Monday, May. 05, 1941

Tree Clocks

Leonardo da Vinci seems first to have noticed that widths of tree rings vary in wet and dry years, but there is a big gap between his discovery and a history of tree rings that chronicles Midwest weather as far back as 1300 A.D.--a study released this week by Anthropologist Florence May Hawley of the University of Chicago.

Systematic study of rings, so that old wood can be dated by its growth patterns, was begun in 1904 by Astronomer Andrew Ellicott Douglass of the University of Arizona, who was interested in solar activity.
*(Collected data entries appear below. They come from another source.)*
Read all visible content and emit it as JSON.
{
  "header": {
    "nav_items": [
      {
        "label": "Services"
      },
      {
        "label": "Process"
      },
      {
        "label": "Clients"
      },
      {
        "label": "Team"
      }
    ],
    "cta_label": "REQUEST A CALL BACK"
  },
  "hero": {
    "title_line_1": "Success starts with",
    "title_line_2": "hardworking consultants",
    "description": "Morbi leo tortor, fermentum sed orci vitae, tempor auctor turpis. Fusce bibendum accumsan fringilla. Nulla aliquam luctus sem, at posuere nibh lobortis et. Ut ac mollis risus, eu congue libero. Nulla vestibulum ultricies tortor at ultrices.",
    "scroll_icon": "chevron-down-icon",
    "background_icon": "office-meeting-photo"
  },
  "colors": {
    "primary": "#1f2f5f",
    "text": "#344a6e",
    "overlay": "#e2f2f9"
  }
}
Douglass became able to look at a pine ladder or rafter from a prehistoric Indian pueblo, date it exactly as far back as 11 A.D. Sequoia wood from the High Sierra can now be dated back to 1305 B.C. Since the weather, and therefore tree growth, varies from place to place, master tree-ring charts must be worked out for different districts of the U.S. Florence Hawley's district is the biggest yet mapped: the Mississippi Valley south of Wisconsin.

Working in the studio of the late Sculptor Lorado Taft at Chicago, she analyzed materials from living trees, old log cabins and bridges, refuse from sawmills and barrel factories, charcoal from old campfires, relics from Indian caves and graves, a ton of tree sections supplied by a Wisconsin paper manufacturer who had just taken a paper contract for LIFE. She patiently placed pieces hundreds of years old in sequence by their overlapping ring patterns, and reconstructed growth calendars for several types of trees.

TVA sponsored part of Miss Hawley's work to learn about past cycles of drought and deluge revealed in the old trees in order to learn about future problems in harnessing a great watershed. Federal entomologists were interested because weather cycles affect the number of insect pests which they may have to fight. Meteorologists welcome the tree-ring studies because weather forecasts derive in part from elaborate past data. And archeologists can read history in tree rings: Douglass, for example, showed that the dreadful drought which started the decline of the high culture of the Pueblo Indians began in 1276, ended in 1299 A.D.

Florence Hawley is now studying a group of timbers from an old ship found on Manitoulin Island in Lake Huron. If she finds their rings correspond to those of oaks growing near Niagara Falls in 1667, the ship is probably Explorer Robert LaSalle's Griffin.